Les contrats à terme sur le pétrole Brent ont bondi de 0,92 $ pour atteindre 95,83 $ le baril après les commentaires du président Donald Trump, qui ont jeté un froid sur les ultimes efforts diplomatiques avant l'échéance de mercredi et ont soulevé la perspective d'un regain de conflit au Moyen-Orient.
« Plusieurs éléments sont en mouvement dans les négociations. Certains sont sur la bonne voie, mais les écarts dans d'autres restent trop importants pour être comblés », a déclaré à Middle East Eye un haut responsable turc proche des pourparlers, s'exprimant sous couvert d'anonymat.
La réaction du marché a été rapide, le West Texas Intermediate grimpant également de 0,59 $ pour s'établir à 88,85 $ le baril. Ce mouvement reflète l'incertitude croissante sur les points clés de la négociation, notamment la durée d'une suspension proposée de l'enrichissement d'uranium par l'Iran et le désarmement partiel de ses alliés régionaux.
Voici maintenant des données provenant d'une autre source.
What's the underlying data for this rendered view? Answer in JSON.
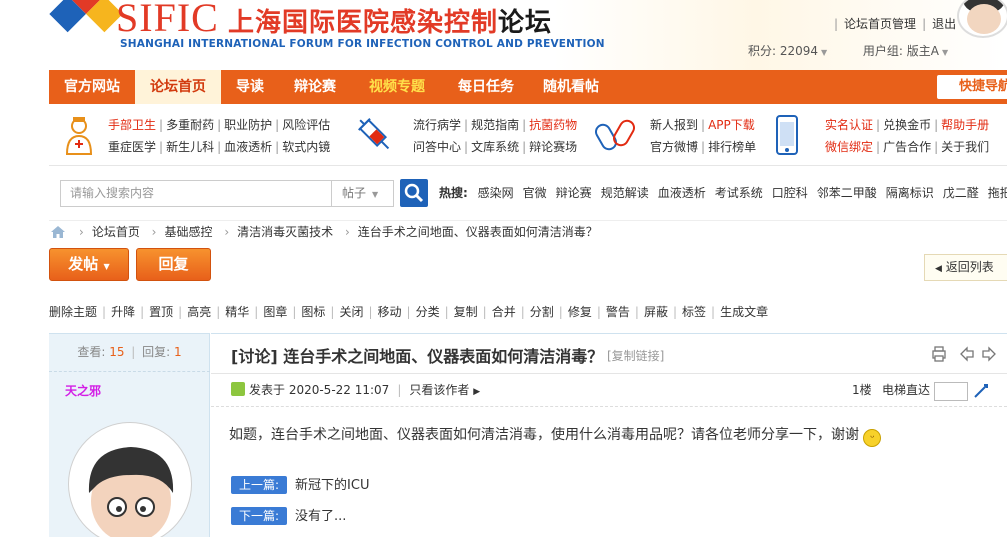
{
  "colors": {
    "brand_orange": "#e8601a",
    "brand_red": "#e23a26",
    "brand_blue": "#1e62b8",
    "highlight_red": "#e22b12",
    "author_magenta": "#d31ee6"
  },
  "header": {
    "logo_text": "SIFIC",
    "title_cn_main": "上海国际医院感染控制",
    "title_cn_suffix": "论坛",
    "title_en": "SHANGHAI INTERNATIONAL FORUM FOR INFECTION CONTROL AND PREVENTION",
    "user_links": [
      "论坛首页管理",
      "退出"
    ],
    "points_label": "积分: 22094",
    "group_label": "用户组: 版主A"
  },
  "nav": {
    "items": [
      "官方网站",
      "论坛首页",
      "导读",
      "辩论赛",
      "视频专题",
      "每日任务",
      "随机看帖"
    ],
    "active_index": 1,
    "quick_nav": "快捷导航"
  },
  "quick_links": {
    "group1": {
      "row1": [
        "手部卫生",
        "多重耐药",
        "职业防护",
        "风险评估"
      ],
      "row2": [
        "重症医学",
        "新生儿科",
        "血液透析",
        "软式内镜"
      ],
      "red_items": [
        "手部卫生"
      ]
    },
    "group2": {
      "row1": [
        "流行病学",
        "规范指南",
        "抗菌药物"
      ],
      "row2": [
        "问答中心",
        "文库系统",
        "辩论赛场"
      ],
      "red_items": [
        "抗菌药物"
      ]
    },
    "group3": {
      "row1": [
        "新人报到",
        "APP下载"
      ],
      "row2": [
        "官方微博",
        "排行榜单"
      ],
      "red_items": [
        "APP下载"
      ]
    },
    "group4": {
      "row1": [
        "实名认证",
        "兑换金币",
        "帮助手册"
      ],
      "row2": [
        "微信绑定",
        "广告合作",
        "关于我们"
      ],
      "red_items": [
        "实名认证",
        "帮助手册",
        "微信绑定"
      ]
    }
  },
  "search": {
    "placeholder": "请输入搜索内容",
    "scope": "帖子",
    "hot_label": "热搜:",
    "hot_words": [
      "感染网",
      "官微",
      "辩论赛",
      "规范解读",
      "血液透析",
      "考试系统",
      "口腔科",
      "邻苯二甲酸",
      "隔离标识",
      "戊二醛",
      "拖把"
    ]
  },
  "breadcrumb": [
    "论坛首页",
    "基础感控",
    "清洁消毒灭菌技术",
    "连台手术之间地面、仪器表面如何清洁消毒？"
  ],
  "actions": {
    "post_label": "发帖",
    "reply_label": "回复",
    "back_label": "返回列表"
  },
  "mod_toolbar": [
    "删除主题",
    "升降",
    "置顶",
    "高亮",
    "精华",
    "图章",
    "图标",
    "关闭",
    "移动",
    "分类",
    "复制",
    "合并",
    "分割",
    "修复",
    "警告",
    "屏蔽",
    "标签",
    "生成文章"
  ],
  "thread": {
    "views_label": "查看:",
    "views": "15",
    "replies_label": "回复:",
    "replies": "1",
    "author": "天之邪",
    "title": "[讨论] 连台手术之间地面、仪器表面如何清洁消毒？",
    "copy_link": "[复制链接]",
    "posted": "发表于 2020-5-22 11:07",
    "only_author": "只看该作者",
    "floor": "1楼",
    "elevator": "电梯直达",
    "content": "如题，连台手术之间地面、仪器表面如何清洁消毒，使用什么消毒用品呢？请各位老师分享一下，谢谢",
    "prev_label": "上一篇:",
    "prev_title": "新冠下的ICU",
    "next_label": "下一篇:",
    "next_title": "没有了..."
  }
}
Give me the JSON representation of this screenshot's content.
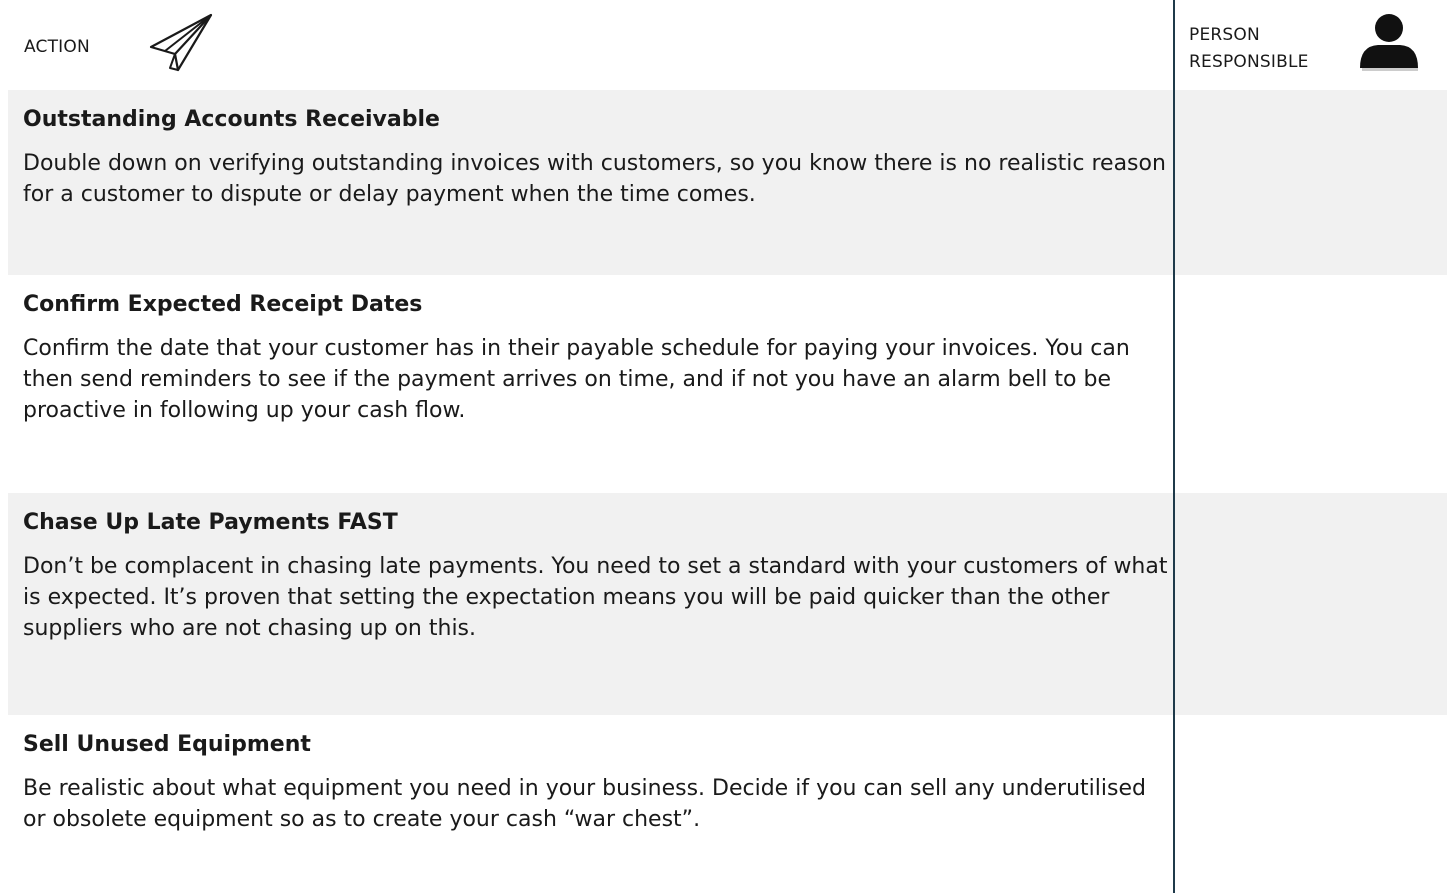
{
  "header": {
    "action_label": "ACTION",
    "person_label_line1": "PERSON",
    "person_label_line2": "RESPONSIBLE"
  },
  "icons": {
    "action": "paper-plane-icon",
    "person": "person-icon"
  },
  "colors": {
    "row_shade": "#f1f1f1",
    "divider": "#1f3a4a"
  },
  "rows": [
    {
      "title": "Outstanding Accounts Receivable",
      "body": "Double down on verifying outstanding invoices with customers, so you know there is no realistic reason for a customer to dispute or delay payment when the time comes."
    },
    {
      "title": "Confirm Expected Receipt Dates",
      "body": "Confirm the date that your customer has in their payable schedule for paying your invoices. You can then send reminders to see if the payment arrives on time, and if not you have an alarm bell to be proactive in following up your cash flow."
    },
    {
      "title": "Chase Up Late Payments FAST",
      "body": "Don’t be complacent in chasing late payments. You need to set a standard with your customers of what is expected. It’s proven that setting the expectation means you will be paid quicker than the other suppliers who are not chasing up on this."
    },
    {
      "title": "Sell Unused Equipment",
      "body": "Be realistic about what equipment you need in your business. Decide if you can sell any underutilised or obsolete equipment so as to create your cash “war chest”."
    }
  ]
}
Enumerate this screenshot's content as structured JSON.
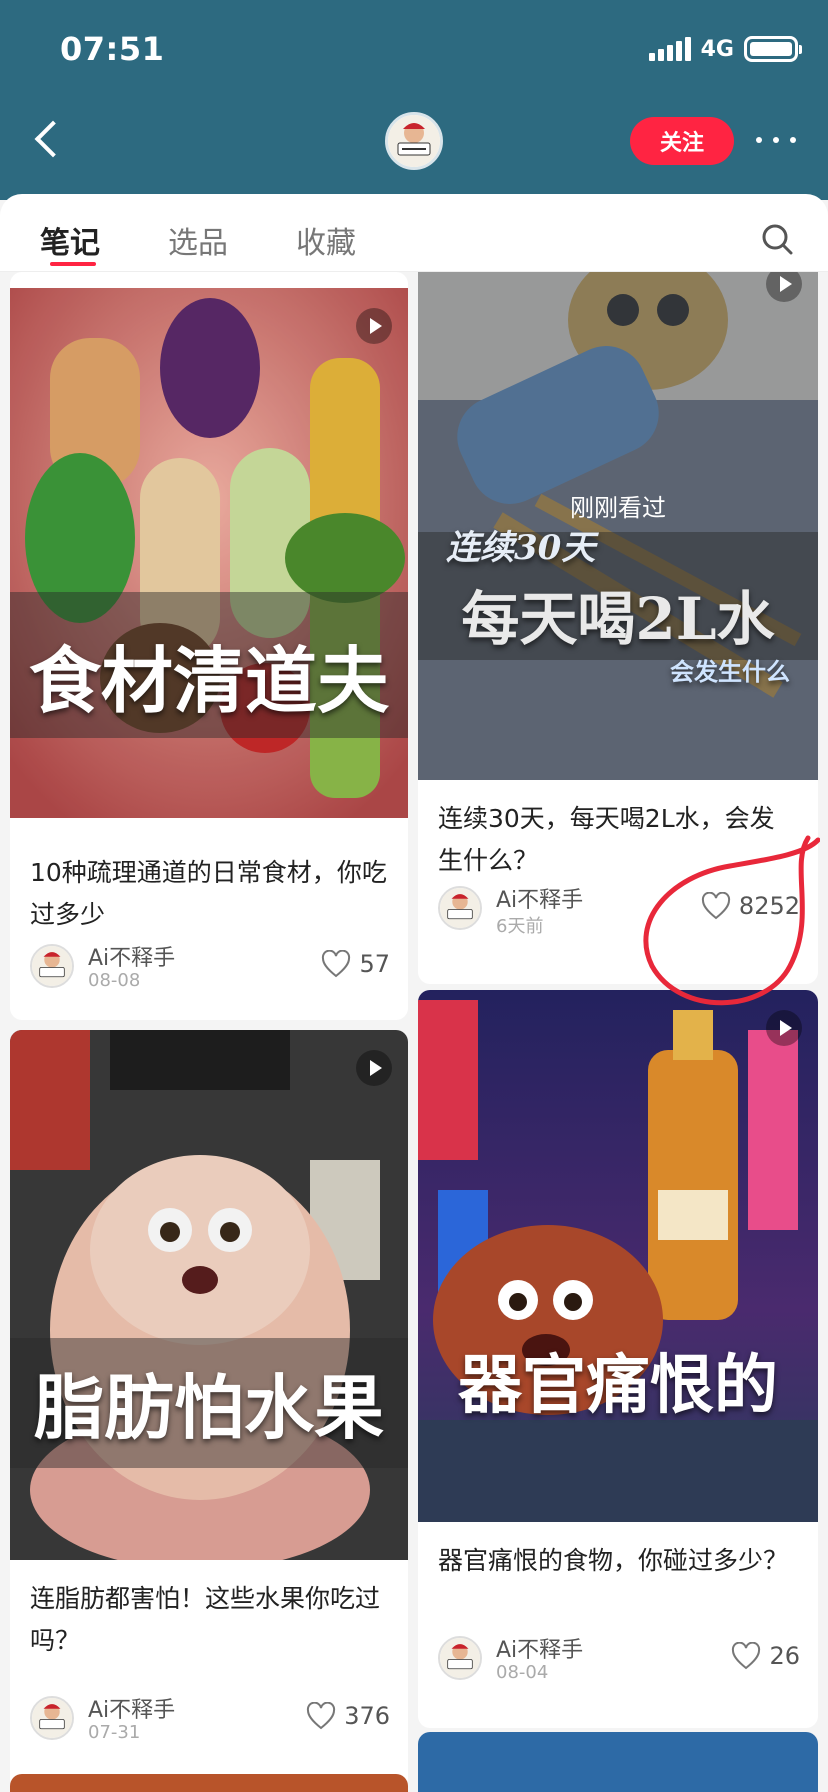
{
  "status": {
    "time": "07:51",
    "network": "4G"
  },
  "header": {
    "follow_label": "关注"
  },
  "tabs": [
    {
      "label": "笔记",
      "active": true
    },
    {
      "label": "选品",
      "active": false
    },
    {
      "label": "收藏",
      "active": false
    }
  ],
  "notes": [
    {
      "overlay": "食材清道夫",
      "title": "10种疏理通道的日常食材，你吃过多少",
      "author": "Ai不释手",
      "date": "08-08",
      "likes": "57"
    },
    {
      "overlay_top": "连续30天",
      "overlay_main": "每天喝2L水",
      "overlay_bottom": "会发生什么",
      "seen_label": "刚刚看过",
      "title": "连续30天，每天喝2L水，会发生什么？",
      "author": "Ai不释手",
      "date": "6天前",
      "likes": "8252"
    },
    {
      "overlay": "脂肪怕水果",
      "title": "连脂肪都害怕！这些水果你吃过吗？",
      "author": "Ai不释手",
      "date": "07-31",
      "likes": "376"
    },
    {
      "overlay": "器官痛恨的",
      "title": "器官痛恨的食物，你碰过多少？",
      "author": "Ai不释手",
      "date": "08-04",
      "likes": "26"
    }
  ],
  "colors": {
    "header_bg": "#2d6a80",
    "accent": "#ff2442",
    "annotation": "#e8283a"
  }
}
Alors que le cessez-le-feu temporaire doit expirer mercredi soir, l'incapacité à obtenir une extension ou un accord préliminaire pourrait relancer un conflit qui a déjà vu des frappes importantes sur les infrastructures économiques de l'Iran. Le vice-président Vance doit se rendre au Pakistan lundi pour un dernier cycle de négociations, mais des sources indiquent que les deux parties restent très éloignées sur les revendications de base.
Des écarts subsistent sur les questions nucléaires centrales
Les médiateurs du Pakistan et de la Turquie ont poussé pour une extension afin de donner plus de temps à un accord global. L'accord proposé prévoit que l'Iran transfère son stock d'uranium hautement enrichi au Pakistan et suspende tout enrichissement supplémentaire pendant une certaine période. Cependant, les deux parties restent divisées sur la durée du moratoire, l'Iran proposant une pause de cinq ans tandis que les États-Unis en demandent 20, selon des sources proches des discussions.
En échange de concessions nucléaires, l'accord verrait la levée immédiate de toutes les sanctions économiques et la restitution d'environ 100 milliards de dollars d'avoirs iraniens gelés. Le programme de missiles balistiques de l'Iran ne serait pas inclus dans l'accord. Le président Trump a continué de faire pression pour le retrait complet de l'uranium enrichi du pays, un point sur lequel Téhéran n'a pas totalement cédé.
Contrôle d'Ormuz et divisions internes
Les tensions persistent également sur le contrôle du détroit d'Ormuz. Le Corps des gardiens de la révolution islamique (CGRI) a défini des conditions de transit qui le laisseraient effectivement maître de cette voie navigable vitale, qui gère plus de 20 % du commerce mondial du pétrole. Cette position a été suivie de vives critiques du CGRI à l'encontre du ministre iranien des Affaires étrangères, Abbas Araghchi, après qu'il a déclaré que le détroit était « complètement ouvert », soulignant les luttes de factions au sein du régime iranien.
Ces divisions internes se sont exacerbées depuis la mort de l'ancien guide suprême Ali Khamenei et compliquent la position de négociation. Une source informée a déclaré aux médias affiliés au CGRI que l'Iran « fermerait » à nouveau le détroit si le blocus naval américain actuel sur ses ports se poursuivait. Le Commandement central des États-Unis a rapporté le 17 avril que 19 navires s'étaient jusqu'à présent conformés à sa directive de s'éloigner des ports iraniens.
Les mandataires régionaux s'avèrent litigieux
L'un des éléments les plus difficiles concerne l'avenir des groupes armés alliés de l'Iran. Un projet de proposition inclurait le démantèlement partiel des Forces de mobilisation populaire irakiennes et du Hezbollah libanais. Selon une source, le Hezbollah serait tenu de démanteler ses armes offensives dans le cadre d'un règlement politique plus large avec Israël.
Cependant, des sources iraniennes ont nié cela, et des responsables du Hezbollah ont déclaré publiquement qu'ils ne désarmeraient « jamais, au grand jamais ». La question souligne la complexité d'un accord qui va au-delà du dossier nucléaire, touchant à une architecture de sécurité régionale où l'Iran a passé des décennies à cultiver son influence. La guerre a déjà eu un impact significatif, les forces de défense israéliennes estimant que les frappes combinées ont dégradé 40 % de la production d'acier de l'Iran et 75 % de sa capacité pétrochimique.